Je suis également plus circonspect sur la fusion des trois instances d’information et de consultation, le comité d’entreprise, les délégués du personnel et le comité d’hygiène, de sécurité et des conditions de travail. En effet, il ne faudrait pas que le sujet de la santé au travail subisse une forme de dilution et il me semble important de lui conserver une spécificité. Cela ramène à la question de la médecine du travail qui, à mon sens, nécessite une refonte complète et une vraie loi dédiée.

À ces réserves près, j’aurais voté le projet du Gouvernement, mais la majorité sénatoriale n’a pas la même conception du dialogue social et a rejeté les accords majoritaires, ce qui m’a conduit à m’abstenir.

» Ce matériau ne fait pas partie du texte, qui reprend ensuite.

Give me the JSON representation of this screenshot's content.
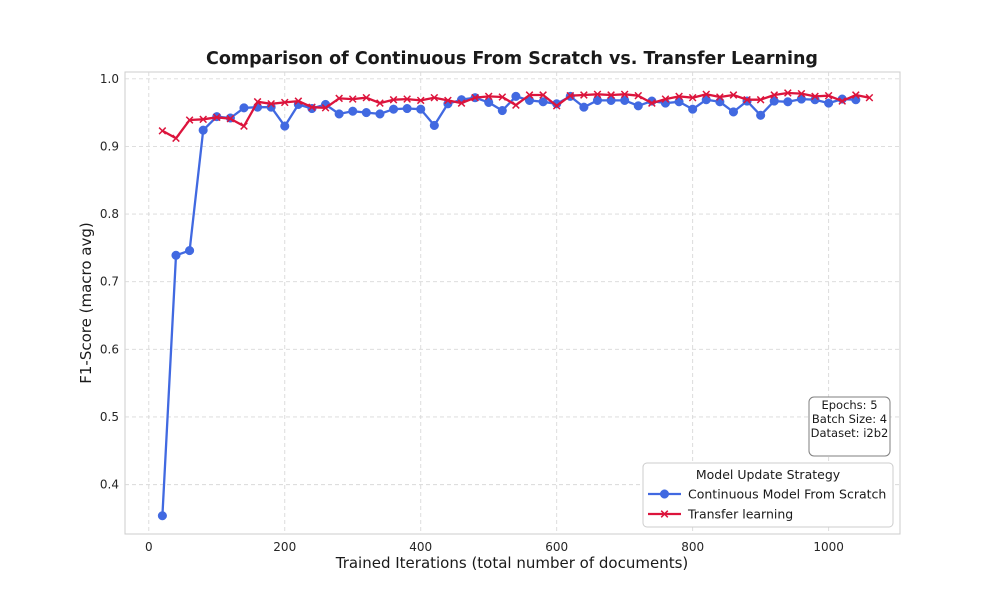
{
  "chart_data": {
    "type": "line",
    "title": "Comparison of Continuous From Scratch vs. Transfer Learning",
    "xlabel": "Trained Iterations (total number of documents)",
    "ylabel": "F1-Score (macro avg)",
    "xlim": [
      -35,
      1105
    ],
    "ylim": [
      0.327,
      1.01
    ],
    "xticks": [
      0,
      200,
      400,
      600,
      800,
      1000
    ],
    "yticks": [
      0.4,
      0.5,
      0.6,
      0.7,
      0.8,
      0.9,
      1.0
    ],
    "xtick_labels": [
      "0",
      "200",
      "400",
      "600",
      "800",
      "1000"
    ],
    "ytick_labels": [
      "0.4",
      "0.5",
      "0.6",
      "0.7",
      "0.8",
      "0.9",
      "1.0"
    ],
    "grid": true,
    "legend": {
      "title": "Model Update Strategy",
      "position": "lower-right"
    },
    "annotation": [
      "Epochs: 5",
      "Batch Size: 4",
      "Dataset: i2b2"
    ],
    "x": [
      20,
      40,
      60,
      80,
      100,
      120,
      140,
      160,
      180,
      200,
      220,
      240,
      260,
      280,
      300,
      320,
      340,
      360,
      380,
      400,
      420,
      440,
      460,
      480,
      500,
      520,
      540,
      560,
      580,
      600,
      620,
      640,
      660,
      680,
      700,
      720,
      740,
      760,
      780,
      800,
      820,
      840,
      860,
      880,
      900,
      920,
      940,
      960,
      980,
      1000,
      1020,
      1040,
      1060
    ],
    "series": [
      {
        "name": "Continuous Model From Scratch",
        "color": "#4169e1",
        "marker": "circle",
        "values": [
          0.354,
          0.739,
          0.746,
          0.924,
          0.944,
          0.942,
          0.957,
          0.958,
          0.958,
          0.93,
          0.962,
          0.956,
          0.962,
          0.948,
          0.952,
          0.95,
          0.948,
          0.955,
          0.956,
          0.955,
          0.931,
          0.963,
          0.969,
          0.972,
          0.965,
          0.953,
          0.974,
          0.968,
          0.966,
          0.963,
          0.974,
          0.958,
          0.968,
          0.968,
          0.968,
          0.96,
          0.967,
          0.964,
          0.966,
          0.955,
          0.969,
          0.966,
          0.951,
          0.967,
          0.946,
          0.967,
          0.966,
          0.97,
          0.969,
          0.964,
          0.97,
          0.969,
          null
        ]
      },
      {
        "name": "Transfer learning",
        "color": "#dc143c",
        "marker": "x",
        "values": [
          0.923,
          0.912,
          0.939,
          0.94,
          0.943,
          0.941,
          0.93,
          0.966,
          0.963,
          0.965,
          0.967,
          0.958,
          0.957,
          0.971,
          0.97,
          0.972,
          0.964,
          0.969,
          0.97,
          0.968,
          0.972,
          0.968,
          0.964,
          0.972,
          0.974,
          0.973,
          0.961,
          0.976,
          0.976,
          0.96,
          0.975,
          0.976,
          0.977,
          0.976,
          0.977,
          0.975,
          0.964,
          0.97,
          0.974,
          0.972,
          0.977,
          0.973,
          0.976,
          0.969,
          0.969,
          0.976,
          0.979,
          0.978,
          0.974,
          0.975,
          0.967,
          0.976,
          0.972
        ]
      }
    ]
  }
}
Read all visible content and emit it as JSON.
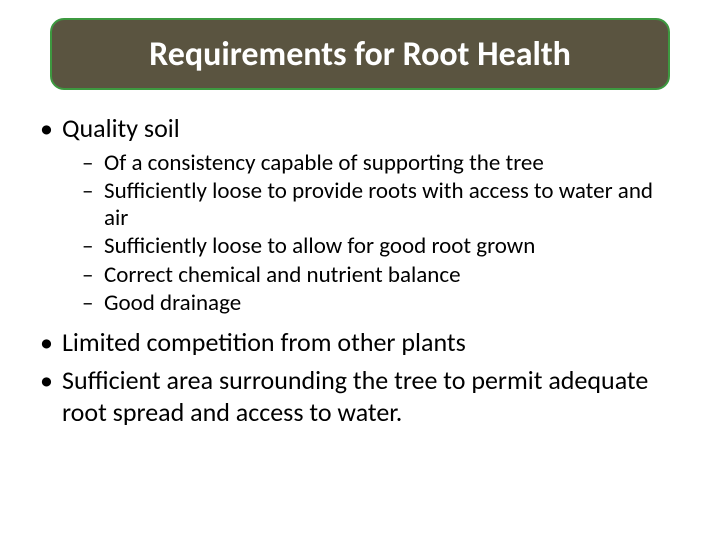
{
  "title": "Requirements for Root Health",
  "colors": {
    "title_bg": "#5a5440",
    "title_border": "#3d9940",
    "title_text": "#ffffff",
    "body_text": "#000000",
    "page_bg": "#ffffff"
  },
  "bullets": {
    "b1": "Quality soil",
    "b1_sub": {
      "s1": "Of a consistency capable of supporting the tree",
      "s2": "Sufficiently loose to provide roots with access to water and air",
      "s3": "Sufficiently loose to allow for good root grown",
      "s4": "Correct chemical and nutrient balance",
      "s5": "Good drainage"
    },
    "b2": "Limited competition from other plants",
    "b3": "Sufficient area surrounding the tree to permit adequate root spread and access to water."
  }
}
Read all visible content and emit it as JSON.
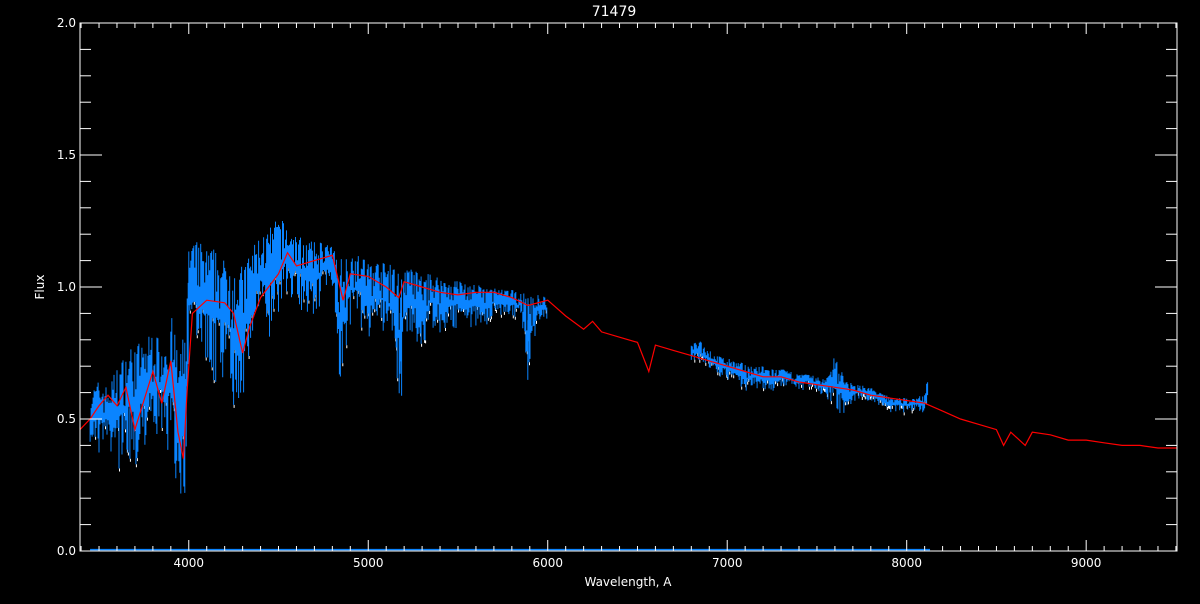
{
  "chart_data": {
    "type": "line",
    "title": "71479",
    "xlabel": "Wavelength, A",
    "ylabel": "Flux",
    "xlim": [
      3394,
      9506
    ],
    "ylim": [
      0.0,
      2.0
    ],
    "x_ticks": [
      4000,
      5000,
      6000,
      7000,
      8000,
      9000
    ],
    "x_tick_labels": [
      "4000",
      "5000",
      "6000",
      "7000",
      "8000",
      "9000"
    ],
    "y_ticks": [
      0.0,
      0.5,
      1.0,
      1.5,
      2.0
    ],
    "y_tick_labels": [
      "0.0",
      "0.5",
      "1.0",
      "1.5",
      "2.0"
    ],
    "x_minor_step": 100,
    "y_minor_step": 0.1,
    "grid": false,
    "colors": {
      "background": "#000000",
      "axes": "#ffffff",
      "observed": "#0a84ff",
      "observed_alt": "#ffffff",
      "model": "#ff0000"
    },
    "series": [
      {
        "role": "observed",
        "format": "wavelength, flux_min, flux_max",
        "segments": [
          [
            [
              3450,
              0.4,
              0.6
            ],
            [
              3500,
              0.35,
              0.65
            ],
            [
              3550,
              0.38,
              0.62
            ],
            [
              3600,
              0.3,
              0.7
            ],
            [
              3650,
              0.35,
              0.75
            ],
            [
              3700,
              0.28,
              0.8
            ],
            [
              3750,
              0.4,
              0.78
            ],
            [
              3800,
              0.38,
              0.85
            ],
            [
              3850,
              0.45,
              0.78
            ],
            [
              3900,
              0.3,
              0.9
            ],
            [
              3950,
              0.12,
              0.75
            ],
            [
              3980,
              0.2,
              0.85
            ],
            [
              4000,
              0.75,
              1.15
            ],
            [
              4050,
              0.7,
              1.18
            ],
            [
              4100,
              0.65,
              1.15
            ],
            [
              4150,
              0.62,
              1.15
            ],
            [
              4200,
              0.65,
              1.1
            ],
            [
              4250,
              0.55,
              1.1
            ],
            [
              4300,
              0.5,
              1.08
            ],
            [
              4350,
              0.75,
              1.15
            ],
            [
              4400,
              0.85,
              1.2
            ],
            [
              4450,
              0.8,
              1.22
            ],
            [
              4500,
              0.9,
              1.27
            ],
            [
              4550,
              0.95,
              1.23
            ],
            [
              4600,
              0.92,
              1.2
            ],
            [
              4650,
              0.9,
              1.18
            ],
            [
              4700,
              0.85,
              1.17
            ],
            [
              4750,
              0.95,
              1.18
            ],
            [
              4800,
              1.0,
              1.15
            ],
            [
              4850,
              0.55,
              1.12
            ],
            [
              4900,
              0.85,
              1.14
            ],
            [
              4950,
              0.85,
              1.12
            ],
            [
              5000,
              0.8,
              1.1
            ],
            [
              5050,
              0.82,
              1.1
            ],
            [
              5100,
              0.8,
              1.09
            ],
            [
              5150,
              0.7,
              1.08
            ],
            [
              5180,
              0.5,
              1.05
            ],
            [
              5200,
              0.75,
              1.07
            ],
            [
              5250,
              0.8,
              1.07
            ],
            [
              5300,
              0.7,
              1.05
            ],
            [
              5350,
              0.85,
              1.05
            ],
            [
              5400,
              0.82,
              1.04
            ],
            [
              5450,
              0.82,
              1.03
            ],
            [
              5500,
              0.85,
              1.03
            ],
            [
              5550,
              0.82,
              1.02
            ],
            [
              5600,
              0.85,
              1.01
            ],
            [
              5650,
              0.85,
              1.0
            ],
            [
              5700,
              0.88,
              1.0
            ],
            [
              5750,
              0.88,
              0.99
            ],
            [
              5800,
              0.88,
              0.99
            ],
            [
              5850,
              0.88,
              0.98
            ],
            [
              5890,
              0.62,
              0.97
            ],
            [
              5950,
              0.87,
              0.97
            ],
            [
              6000,
              0.88,
              0.96
            ]
          ],
          [
            [
              6800,
              0.72,
              0.78
            ],
            [
              6850,
              0.7,
              0.8
            ],
            [
              6900,
              0.68,
              0.76
            ],
            [
              6950,
              0.66,
              0.74
            ],
            [
              7000,
              0.65,
              0.73
            ],
            [
              7050,
              0.62,
              0.72
            ],
            [
              7100,
              0.6,
              0.71
            ],
            [
              7150,
              0.62,
              0.7
            ],
            [
              7200,
              0.6,
              0.7
            ],
            [
              7250,
              0.6,
              0.69
            ],
            [
              7300,
              0.62,
              0.69
            ],
            [
              7350,
              0.62,
              0.68
            ],
            [
              7400,
              0.6,
              0.67
            ],
            [
              7450,
              0.62,
              0.67
            ],
            [
              7500,
              0.6,
              0.66
            ],
            [
              7550,
              0.58,
              0.65
            ],
            [
              7600,
              0.5,
              0.76
            ],
            [
              7650,
              0.52,
              0.66
            ],
            [
              7700,
              0.56,
              0.63
            ],
            [
              7750,
              0.58,
              0.63
            ],
            [
              7800,
              0.56,
              0.62
            ],
            [
              7850,
              0.55,
              0.6
            ],
            [
              7900,
              0.51,
              0.59
            ],
            [
              7950,
              0.53,
              0.58
            ],
            [
              8000,
              0.52,
              0.58
            ],
            [
              8050,
              0.53,
              0.58
            ],
            [
              8100,
              0.52,
              0.6
            ],
            [
              8120,
              0.57,
              0.67
            ]
          ]
        ],
        "error_level": {
          "x_range": [
            3450,
            8130
          ],
          "flux": 0.005
        }
      },
      {
        "role": "model",
        "points": [
          [
            3394,
            0.46
          ],
          [
            3450,
            0.5
          ],
          [
            3500,
            0.55
          ],
          [
            3550,
            0.59
          ],
          [
            3600,
            0.55
          ],
          [
            3650,
            0.62
          ],
          [
            3700,
            0.46
          ],
          [
            3750,
            0.57
          ],
          [
            3800,
            0.68
          ],
          [
            3850,
            0.56
          ],
          [
            3900,
            0.72
          ],
          [
            3940,
            0.45
          ],
          [
            3970,
            0.35
          ],
          [
            3990,
            0.6
          ],
          [
            4020,
            0.9
          ],
          [
            4100,
            0.95
          ],
          [
            4200,
            0.94
          ],
          [
            4250,
            0.9
          ],
          [
            4300,
            0.75
          ],
          [
            4340,
            0.85
          ],
          [
            4400,
            0.96
          ],
          [
            4500,
            1.05
          ],
          [
            4550,
            1.13
          ],
          [
            4600,
            1.08
          ],
          [
            4700,
            1.1
          ],
          [
            4800,
            1.12
          ],
          [
            4860,
            0.95
          ],
          [
            4900,
            1.05
          ],
          [
            5000,
            1.04
          ],
          [
            5100,
            1.0
          ],
          [
            5170,
            0.96
          ],
          [
            5200,
            1.02
          ],
          [
            5300,
            1.0
          ],
          [
            5400,
            0.98
          ],
          [
            5500,
            0.97
          ],
          [
            5600,
            0.98
          ],
          [
            5700,
            0.98
          ],
          [
            5800,
            0.96
          ],
          [
            5890,
            0.93
          ],
          [
            6000,
            0.95
          ],
          [
            6050,
            0.92
          ],
          [
            6100,
            0.89
          ],
          [
            6200,
            0.84
          ],
          [
            6250,
            0.87
          ],
          [
            6300,
            0.83
          ],
          [
            6400,
            0.81
          ],
          [
            6500,
            0.79
          ],
          [
            6563,
            0.68
          ],
          [
            6600,
            0.78
          ],
          [
            6700,
            0.76
          ],
          [
            6800,
            0.74
          ],
          [
            6900,
            0.72
          ],
          [
            7000,
            0.7
          ],
          [
            7100,
            0.68
          ],
          [
            7200,
            0.66
          ],
          [
            7300,
            0.66
          ],
          [
            7400,
            0.64
          ],
          [
            7500,
            0.63
          ],
          [
            7600,
            0.62
          ],
          [
            7700,
            0.61
          ],
          [
            7800,
            0.59
          ],
          [
            7900,
            0.58
          ],
          [
            8000,
            0.57
          ],
          [
            8100,
            0.56
          ],
          [
            8200,
            0.53
          ],
          [
            8300,
            0.5
          ],
          [
            8400,
            0.48
          ],
          [
            8500,
            0.46
          ],
          [
            8540,
            0.4
          ],
          [
            8580,
            0.45
          ],
          [
            8660,
            0.4
          ],
          [
            8700,
            0.45
          ],
          [
            8800,
            0.44
          ],
          [
            8900,
            0.42
          ],
          [
            9000,
            0.42
          ],
          [
            9100,
            0.41
          ],
          [
            9200,
            0.4
          ],
          [
            9300,
            0.4
          ],
          [
            9400,
            0.39
          ],
          [
            9506,
            0.39
          ]
        ]
      }
    ]
  }
}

Levée de l’interdiction des soins funéraires pour les personnes atteintes du VIH ou d’une hépatite

Membre du Conseil national du sida et des hépatites virales (CNS), je me réjouis de la fin de cette discrimination, qui ne permettait pas certaines opérations funéraires sur les malades.

Communiqué de presse du CNS :
L’Arrêté du 12 juillet 2017, qui retire l’infection par le VIH et les hépatites virales de la liste des infections transmissibles prescrivant ou portant interdiction de certaines opérations funéraires, met fin à de nombreuses années de discrimination subies par les personnes vivant avec le VIH ou une hépatite virale, pendant lesquelles l’accès aux soins de conservation des corps après le décès leur était interdit.
La publication de cet Arrêté parachève un processus qui a nécessité la modification de différentes dispositions règlementaires, concernant notamment les conditions de réalisation des soins de thanatopraxie, ainsi que la mise en conformité des certificats de décès. Ces évolutions permettent de lever une interdiction qui datait de 1986, entraînant une inégalité de traitement qui suscitait un émoi légitime auprès des personnes atteintes et de leurs proches. Elle représentait, en outre, un risque avéré de contournement du secret médical et maintenait les personnels des opérations funéraires dans une sécurité illusoire.
Le Conseil national du sida et des hépatites virales, qui a régulièrement appelé de ses vœux la levée de cette interdiction depuis 2009, souhaite aujourd’hui saluer la mise en œuvre prochaine de cette évolution, prévue en janvier 2018.

Conférence nationale des territoires au Sénat

Le Président de la République, Emmanuel MACRON

  Le Président de la République, Emmanuel MACRON

J’assiste aujourd’hui à la Conférence nationale des territoires qui se déroule au Sénat. Deux questions restent sans réponse suffisamment claire et soulèvent des inquiétudes.

D’une part, s’il était sans doute souhaitable de mieux encadrer la réserve parlementaire, la supprimer revient à priver des communes avec de petits budgets de l’apport de quelques milliers d’euros, apport parfois indispensable à la réalisation de projets d’intérêt général.

D’autre part, il ne faudrait pas que la suppression de la taxe d’habitation soit une fausse bonne idée. En effet, l’expérience nous a appris que l’Etat ne compense jamais complètement le financement perdu.

Par ailleurs, il s’agit d’une mesure de recentralisation qui risque d’amoindrir la marge de manœuvre des collectivités locales, même si elles doivent, de leur côté, faire encore des progrès en matière de gestion.

Gageons que ce rendez-vous, amené à devenir annuel, sera le lieu d’échanges fructueux afin de trouver des solutions pérennes à la hauteur de nos collectivités.